Как-то так сложилось, что и разговор с Игорем я наметила на сегодня. И вечер в театре сегодня. А почему я себе навертела такие планы? Наверное, специально. С разговором я тянуть не хочу, а после, в театре, отвлекусь, забудусь. Будем сидеть с бабушкой в партере, я буду держать её за руку, и все неприятности улетучатся.
Вошла в квартиру и взглядом сразу наткнулась на Игоря. Сидит угрюмый, в нелепой растянутой майке и пижамных штанах. Волосы длинные, тонкие и жирные, висят сосульками. Вот если бы он был женщиной, то точно бы встречал мужа в бигуди и в засаленном халате. Конечно, если подумать, может быть, и я виновата, что у него такой непривлекательный вид. А я и не хочу ничего менять, пусть одевается как умеет. Весь его вид не допускает мысли о сексе с ним…
А ведь случилось. Через несколько дней после моего возвращения из Ялты я с Игорем переспала. Захотелось сравнить, а вдруг мне с Игорем станет так же хорошо, как тогда в Ялте с Ильёй. Я ведь вернулась другая – чувственная, открытая. Но нет, не было той щедрости чувств, безумия, изнеможения от безмерного зноя. Какой зной? Ни жары, ни даже тепла. Я почувствовала, как обесчестила сама себя. И меня тогда в первый раз замутило, сразу после нашей близости.
Потом нежные взгляды Игоря встречали мою неизменную холодность, а на его ласковые слова я отвечала злыми колкостями. Моя бездушная придирчивость была некрасивой. Я металась, как зверёк в ловушке. И ещё каждое утро меня начала изматывать тошнота.
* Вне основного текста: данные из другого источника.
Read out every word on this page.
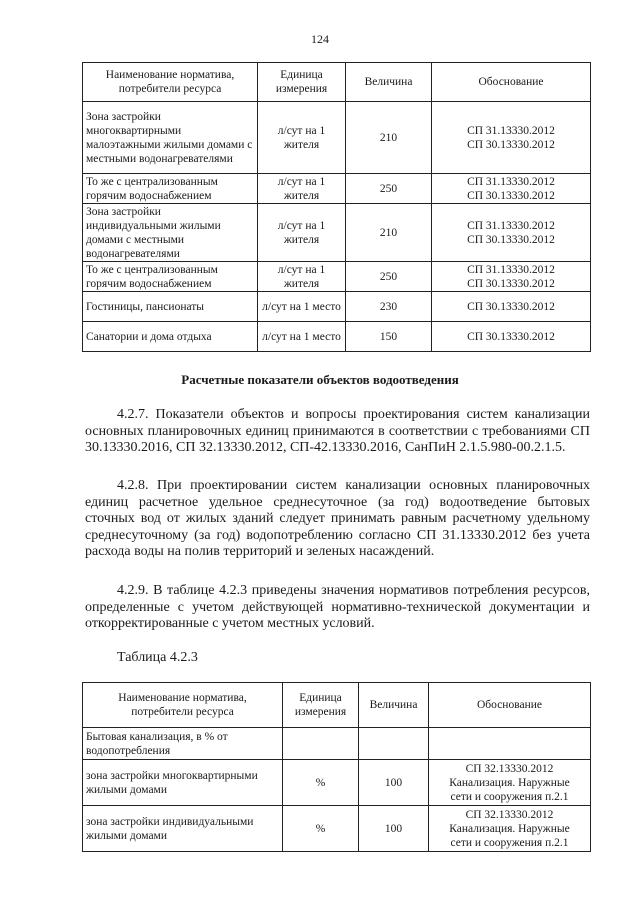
124
Наименование норматива, потребители ресурса	Единица измерения	Величина	Обоснование
Зона застройки многоквартирными малоэтажными жилыми домами с местными водонагревателями	л/сут на 1 жителя	210	СП 31.13330.2012
СП 30.13330.2012
То же с централизованным горячим водоснабжением	л/сут на 1 жителя	250	СП 31.13330.2012
СП 30.13330.2012
Зона застройки индивидуальными жилыми домами с местными водонагревателями	л/сут на 1 жителя	210	СП 31.13330.2012
СП 30.13330.2012
То же с централизованным горячим водоснабжением	л/сут на 1 жителя	250	СП 31.13330.2012
СП 30.13330.2012
Гостиницы, пансионаты	л/сут на 1 место	230	СП 30.13330.2012
Санатории и дома отдыха	л/сут на 1 место	150	СП 30.13330.2012
Расчетные показатели объектов водоотведения

4.2.7. Показатели объектов и вопросы проектирования систем канализации основных планировочных единиц принимаются в соответствии с требованиями СП 30.13330.2016, СП 32.13330.2012, СП-42.13330.2016, СанПиН 2.1.5.980-00.2.1.5.

4.2.8. При проектировании систем канализации основных планировочных единиц расчетное удельное среднесуточное (за год) водоотведение бытовых сточных вод от жилых зданий следует принимать равным расчетному удельному среднесуточному (за год) водопотреблению согласно СП 31.13330.2012 без учета расхода воды на полив территорий и зеленых насаждений.

4.2.9. В таблице 4.2.3 приведены значения нормативов потребления ресурсов, определенные с учетом действующей нормативно-технической документации и откорректированные с учетом местных условий.

Таблица 4.2.3
Наименование норматива, потребители ресурса	Единица измерения	Величина	Обоснование
Бытовая канализация, в % от водопотребления			
зона застройки многоквартирными жилыми домами	%	100	СП 32.13330.2012
Канализация. Наружные
сети и сооружения п.2.1
зона застройки индивидуальными жилыми домами	%	100	СП 32.13330.2012
Канализация. Наружные
сети и сооружения п.2.1
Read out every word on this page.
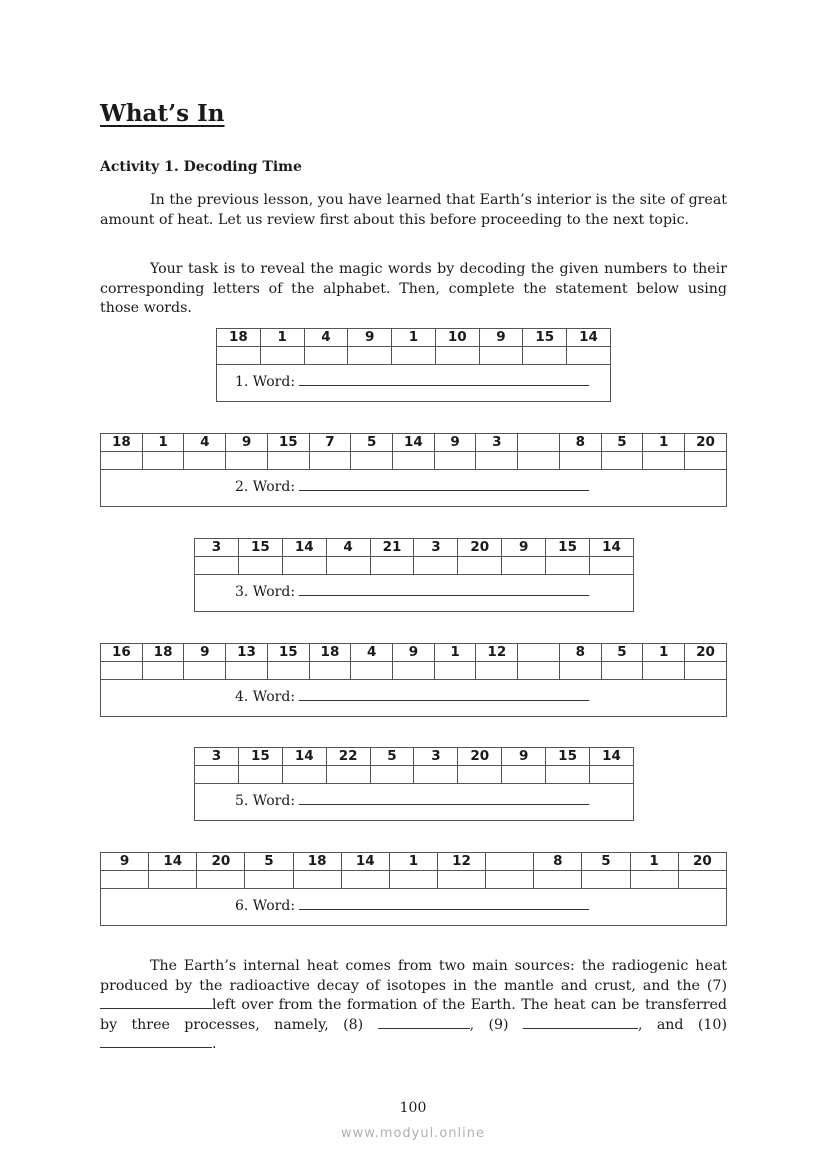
What’s In
Activity 1. Decoding Time

In the previous lesson, you have learned that Earth’s interior is the site of great amount of heat. Let us review first about this before proceeding to the next topic.

Your task is to reveal the magic words by decoding the given numbers to their corresponding letters of the alphabet. Then, complete the statement below using those words.

18	1	4	9	1	10	9	15	14

1. Word:
18	1	4	9	15	7	5	14	9	3		8	5	1	20

2. Word:
3	15	14	4	21	3	20	9	15	14

3. Word:
16	18	9	13	15	18	4	9	1	12		8	5	1	20

4. Word:
3	15	14	22	5	3	20	9	15	14

5. Word:
9	14	20	5	18	14	1	12		8	5	1	20

6. Word:

The Earth’s internal heat comes from two main sources: the radiogenic heat produced by the radioactive decay of isotopes in the mantle and crust, and the (7) left over from the formation of the Earth. The heat can be transferred by three processes, namely, (8)	, (9)	, and (10) .

100
www.modyul.online
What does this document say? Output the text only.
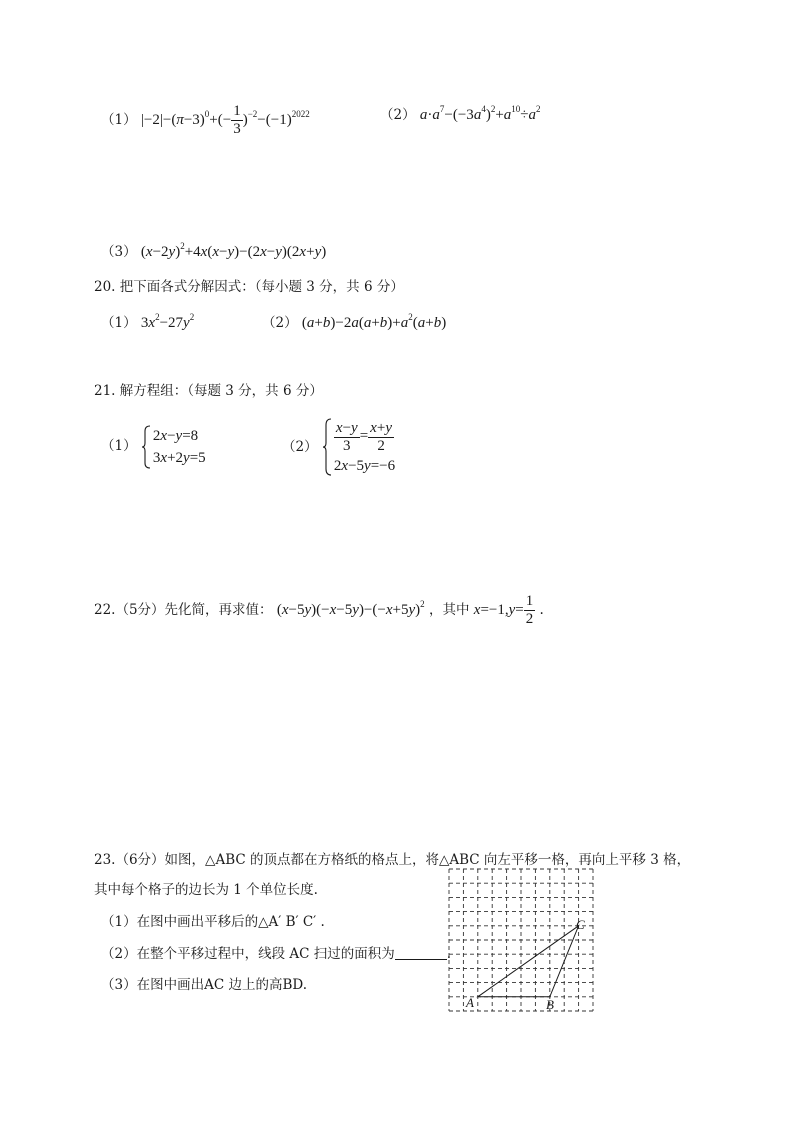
（1） $|-2|-(\pi-3)^0+(- \frac{1}{3} )^{-2}-(-1)^{2022}$	（2） $a\cdot a^7-(-3a^4)^2+a^{10}\div a^2$
（3） $(x-2y)^2+4x(x-y)-(2x-y)(2x+y)$
20. 把下面各式分解因式：（每小题 3 分，共 6 分）
（1） $3x^2-27y^2$	（2） $(a+b)-2a(a+b)+a^2(a+b)$
21. 解方程组：（每题 3 分，共 6 分）
（1）
2x−y=8
3x+2y=5
$(2) \frac{x-y}{3} = \frac{x+y}{2}$
2x−5y=−6
22.（5分）先化简，再求值： $(x-5y)(-x-5y)-(-x+5y)^2$ ，其中 $x=-1,y= \frac{1}{2}$ .
23.（6分）如图，△ABC 的顶点都在方格纸的格点上，将△ABC 向左平移一格，再向上平移 3 格，
其中每个格子的边长为 1 个单位长度.
（1）在图中画出平移后的△A′ B′ C′ .
（2）在整个平移过程中，线段 AC 扫过的面积为	.
（3）在图中画出AC 边上的高BD.
A	B
C
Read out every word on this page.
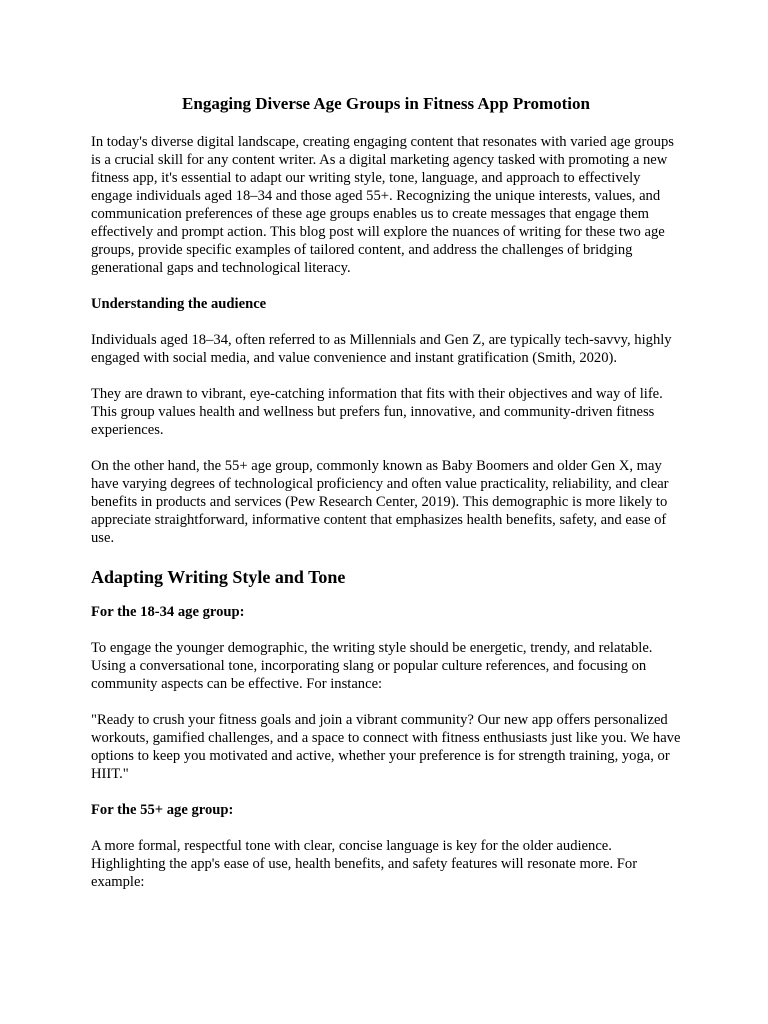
Engaging Diverse Age Groups in Fitness App Promotion

In today's diverse digital landscape, creating engaging content that resonates with varied age groups is a crucial skill for any content writer. As a digital marketing agency tasked with promoting a new fitness app, it's essential to adapt our writing style, tone, language, and approach to effectively engage individuals aged 18–34 and those aged 55+. Recognizing the unique interests, values, and communication preferences of these age groups enables us to create messages that engage them effectively and prompt action. This blog post will explore the nuances of writing for these two age groups, provide specific examples of tailored content, and address the challenges of bridging generational gaps and technological literacy.

Understanding the audience

Individuals aged 18–34, often referred to as Millennials and Gen Z, are typically tech-savvy, highly engaged with social media, and value convenience and instant gratification (Smith, 2020).

They are drawn to vibrant, eye-catching information that fits with their objectives and way of life. This group values health and wellness but prefers fun, innovative, and community-driven fitness experiences.

On the other hand, the 55+ age group, commonly known as Baby Boomers and older Gen X, may have varying degrees of technological proficiency and often value practicality, reliability, and clear benefits in products and services (Pew Research Center, 2019). This demographic is more likely to appreciate straightforward, informative content that emphasizes health benefits, safety, and ease of use.

Adapting Writing Style and Tone
For the 18-34 age group:

To engage the younger demographic, the writing style should be energetic, trendy, and relatable. Using a conversational tone, incorporating slang or popular culture references, and focusing on community aspects can be effective. For instance:

"Ready to crush your fitness goals and join a vibrant community? Our new app offers personalized workouts, gamified challenges, and a space to connect with fitness enthusiasts just like you. We have options to keep you motivated and active, whether your preference is for strength training, yoga, or HIIT."

For the 55+ age group:

A more formal, respectful tone with clear, concise language is key for the older audience. Highlighting the app's ease of use, health benefits, and safety features will resonate more. For example:
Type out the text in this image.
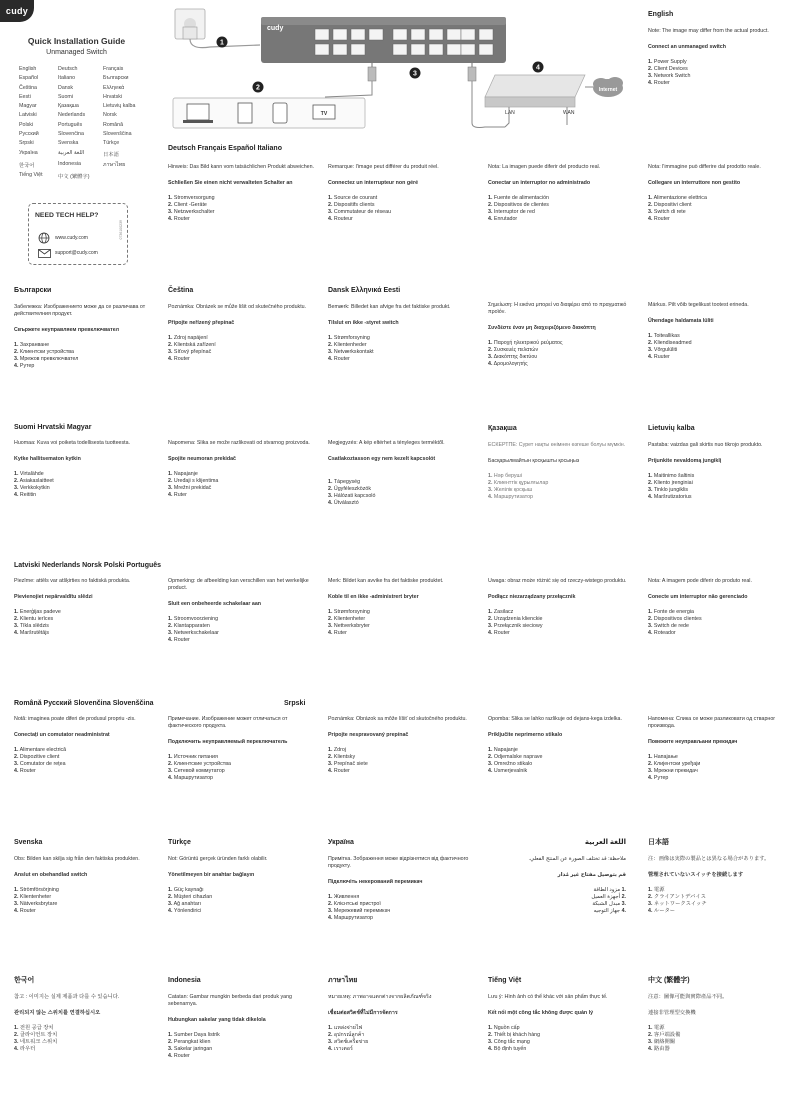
cudy
Quick Installation Guide
Unmanaged Switch
English	Deutsch	Français
Español	Italiano	Български
Čeština	Dansk	Ελληνικά
Eesti	Suomi	Hrvatski
Magyar	Қазақша	Lietuvių kalba
Latviski	Nederlands	Norsk
Polski	Português	Română
Русский	Slovenčina	Slovenščina
Srpski	Svenska	Türkçe
Українa	اللغة العربية	日本語
한국어	Indonesia	ภาษาไทย
Tiếng Việt	中文 (繁體字)
NEED TECH HELP?
www.cudy.com
support@cudy.com
0736100239
1
cudy
3
2
TV
4
LAN	WAN
Internet
English
Note: The image may differ from the actual product.
Connect an unmanaged switch
1. Power Supply
2. Client Devices
3. Network Switch
4. Router
Deutsch Français Español Italiano
Hinweis: Das Bild kann vom tatsächlichen Produkt abweichen.
Schließen Sie einen nicht verwalteten Schalter an
1. Stromversorgung
2. Client -Geräte
3. Netzwerkschalter
4. Router
Remarque: l'image peut différer du produit réel.
Connectez un interrupteur non géré
1. Source de courant
2. Dispositifs clients
3. Commutateur de réseau
4. Routeur
Nota: La imagen puede diferir del producto real.
Conectar un interruptor no administrado
1. Fuente de alimentación
2. Dispositivos de clientes
3. Interruptor de red
4. Enrutador
Nota: l'immagine può differire dal prodotto reale.
Collegare un interruttore non gestito
1. Alimentazione elettrica
2. Dispositivi client
3. Switch di rete
4. Router
Български
Забележка: Изображението може да се различава от действителния продукт.
Свържете неуправляем превключвател
1. Захранване
2. Клиентски устройства
3. Мрежов превключвател
4. Рутер
Čeština
Poznámka: Obrázek se může lišit od skutečného produktu.
Připojte neřízený přepínač
1. Zdroj napájení
2. Klientská zařízení
3. Síťový přepínač
4. Router
Dansk Ελληνικά Eesti
Bemærk: Billedet kan afvige fra det faktiske produkt.
Tilslut en ikke -styret switch
1. Strømforsyning
2. Klientenheder
3. Netværkskontakt
4. Router
Σημείωση: Η εικόνα μπορεί να διαφέρει από το πραγματικό προϊόν.
Συνδέστε έναν μη διαχειριζόμενο διακόπτη
1. Παροχή ηλεκτρικού ρεύματος
2. Συσκευές πελατών
3. Διακόπτης δικτύου
4. Δρομολογητής
Märkus. Pilt võib tegelikust tootest erineda.
Ühendage haldamata lüliti
1. Toiteallikas
2. Kliendiseadmed
3. Võrgulüliti
4. Ruuter
Suomi Hrvatski Magyar
Huomaa: Kuva voi poiketa todellisesta tuotteesta.
Kytke hallitsematon kytkin
1. Virtalähde
2. Asiakaslaitteet
3. Verkkokytkin
4. Reititin
Napomena: Slika se može razlikovati od stvarnog proizvoda.
Spojite neumoran prekidač
1. Napajanje
2. Uređaji s klijentima
3. Mrežni prekidač
4. Ruter
Megjegyzés: A kép eltérhet a tényleges terméktől.
Csatlakoztasson egy nem kezelt kapcsolót
1. Tápegység
2. Ügyféleszközök
3. Hálózati kapcsoló
4. Útválasztó
Қазақша
ЕСКЕРТПЕ: Сурет нақты өнімнен өзгеше болуы мүмкін.
Басқарылмайтын қосқышты қосыңыз
1. Нәр беруші
2. Клиенттік құрылғылар
3. Желілік қосқыш
4. Маршрутизатор
Lietuvių kalba
Pastaba: vaizdas gali skirtis nuo tikrojo produkto.
Prijunkite nevaldomą jungiklį
1. Maitinimo šaltinis
2. Kliento įrenginiai
3. Tinklo jungiklis
4. Maršrutizatorius
Latviski Nederlands Norsk Polski Português
Piezīme: attēls var atšķirties no faktiskā produkta.
Pievienojiet nepārvaldītu slēdzi
1. Enerģijas padeve
2. Klientu ierīces
3. Tīkla slēdzis
4. Maršrutētājs
Opmerking: de afbeelding kan verschillen van het werkelijke product.
Sluit een onbeheerde schakelaar aan
1. Stroomvoorziening
2. Klantapparaten
3. Netwerkschakelaar
4. Router
Merk: Bildet kan avvike fra det faktiske produktet.
Koble til en ikke -administrert bryter
1. Strømforsyning
2. Klientenheter
3. Nettverksbryter
4. Ruter
Uwaga: obraz może różnić się od rzeczy-wistego produktu.
Podłącz niezarządzany przełącznik
1. Zasilacz
2. Urządzenia klienckie
3. Przełącznik sieciowy
4. Router
Nota: A imagem pode diferir do produto real.
Conecte um interruptor não gerenciado
1. Fonte de energia
2. Dispositivos clientes
3. Switch de rede
4. Roteador
Română Русский Slovenčina Slovenščina	Srpski
Notă: imaginea poate diferi de produsul propriu -zis.
Conectați un comutator neadministrat
1. Alimentare electrică
2. Dispozitive client
3. Comutator de rețea
4. Router
Примечание. Изображение может отличаться от фактического продукта.
Подключить неуправляемый переключатель
1. Источник питания
2. Клиентские устройства
3. Сетевой коммутатор
4. Маршрутизатор
Poznámka: Obrázok sa môže líšiť od skutočného produktu.
Pripojte nespravovaný prepínač
1. Zdroj
2. Klientsky
3. Prepínač siete
4. Router
Opomba: Slika se lahko razlikuje od dejans-kega izdelka.
Priključite neprimerno stikalo
1. Napajanje
2. Odjemalske naprave
3. Omrežno stikalo
4. Usmerjevalnik
Напомена: Слика се може разликовати од стварног производа.
Повежите неуправљани прекидач
1. Напајање
2. Клијентски уређаји
3. Мрежни прекидач
4. Рутер
Svenska
Obs: Bilden kan skilja sig från den faktiska produkten.
Anslut en obehandlad switch
1. Strömförsörjning
2. Klientenheter
3. Nätverksbrytare
4. Router
Türkçe
Not: Görüntü gerçek üründen farklı olabilir.
Yönetilmeyen bir anahtar bağlayın
1. Güç kaynağı
2. Müşteri cihazları
3. Ağ anahtarı
4. Yönlendirici
Українa
Примітка. Зображення може відрізнятися від фактичного продукту.
Підключіть некерований перемикач
1. Живлення
2. Клієнтські пристрої
3. Мережевий перемикач
4. Маршрутизатор
اللغة العربية
ملاحظة: قد تختلف الصورة عن المنتج الفعلي.
قم بتوصيل مفتاح غير مُدار
.1 مزود الطاقة
.2 أجهزة العميل
.3 مبدل الشبكة
.4 جهاز التوجيه
日本語
注：画像は実際の製品とは異なる場合があります。
管理されていないスイッチを接続します
1. 電源
2. クライアントデバイス
3. ネットワークスイッチ
4. ルーター
한국어
참고 : 이미지는 실제 제품과 다를 수 있습니다.
관리되지 않는 스위치를 연결하십시오
1. 전원 공급 장치
2. 클라이언트 장치
3. 네트워크 스위치
4. 라우터
Indonesia
Catatan: Gambar mungkin berbeda dari produk yang sebenarnya.
Hubungkan sakelar yang tidak dikelola
1. Sumber Daya listrik
2. Perangkat klien
3. Sakelar jaringan
4. Router
ภาษาไทย
หมายเหตุ: ภาพอาจแตกต่างจากผลิตภัณฑ์จริง
เชื่อมต่อสวิตช์ที่ไม่มีการจัดการ
1. แหล่งจ่ายไฟ
2. อุปกรณ์ลูกค้า
3. สวิตช์เครือข่าย
4. เราเตอร์
Tiếng Việt
Lưu ý: Hình ảnh có thể khác với sản phẩm thực tế.
Kết nối một công tắc không được quản lý
1. Nguồn cấp
2. Thiết bị khách hàng
3. Công tắc mạng
4. Bộ định tuyến
中文 (繁體字)
注意：圖像可能與實際產品不同。
連接非管理型交換機
1. 電源
2. 客戶端設備
3. 網絡開關
4. 路由器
И вот сейчас я пришла домой и буду Игорю говорить, что не нужно продлевать наше общее плохое. Мы слишком уважаем, ценим друг друга, чтобы так небрежно относиться к нашим отношениям.
Я села на стул напротив мужа, и вместо того чтобы произнести мешанину из осторожных фраз, я абсолютно бескомпромиссно выпалила: «Я беременна. И хочу, чтобы ты сразу узнал, что не от тебя».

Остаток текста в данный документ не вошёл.